Using Chebychev-Fourier representation of Direct Numerical Simulation solution we determine the so-called master modes, that is those modes which contain all essential information about the flow. The method used by E. Olson and E.S. Titi for 2D case is applied for 3D turbulent channel flow (i.e. Determining modes for continuous data assimilation in 2D turbulence, Journal of Statistical Physics, 113 (2003), 799-840). Initial simulation performed with 32786 Chebychev-Fourier modes using a spatial domain with streamwise and spanwise periods of 1.6 $\pi$ revealed that the number of master-modes for $Re_\tau$=85 is $N \leq 650$. Number of master-modes is not the same as, but may be related to, the fractal dimension of the attractor.
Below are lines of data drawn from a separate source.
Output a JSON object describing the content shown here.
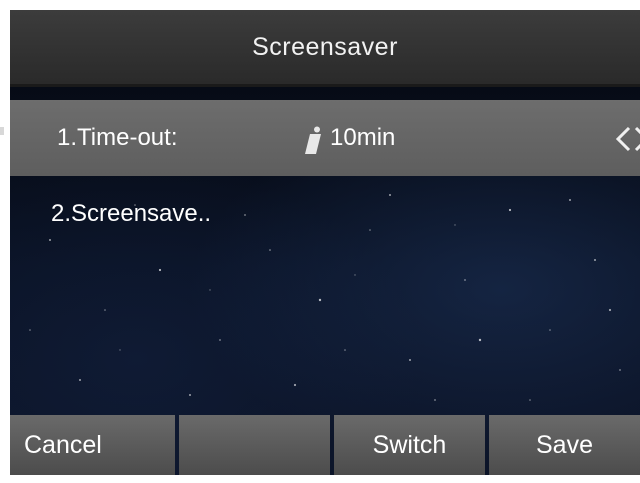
{
  "title": "Screensaver",
  "menu": {
    "items": [
      {
        "label": "1.Time-out:",
        "value": "10min"
      },
      {
        "label": "2.Screensave.."
      }
    ]
  },
  "softkeys": [
    "Cancel",
    "",
    "Switch",
    "Save"
  ],
  "icons": {
    "info": "info-icon",
    "left_arrow": "chevron-left-icon",
    "right_arrow": "chevron-right-icon"
  },
  "colors": {
    "title_bar": "#333333",
    "selected_row": "#666666",
    "softkey": "#5a5a5a",
    "background": "#07101f",
    "text": "#ffffff"
  }
}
For the comparison, L. Keefe, J. Kim and P. Moin estimated the fractal dimension as $D_\lambda$=780 for $Re_\tau$=80. (i.e. The dimension of attractors underlying periodic turbulent Poiseuille flow, J. Fluid Mech (1992), vol. 242, pp.1-29). Results for higher $Re_\tau$ will be obtained, analysed and reported at the conference. In particular we are interested in what organised structures will appear in the master modes.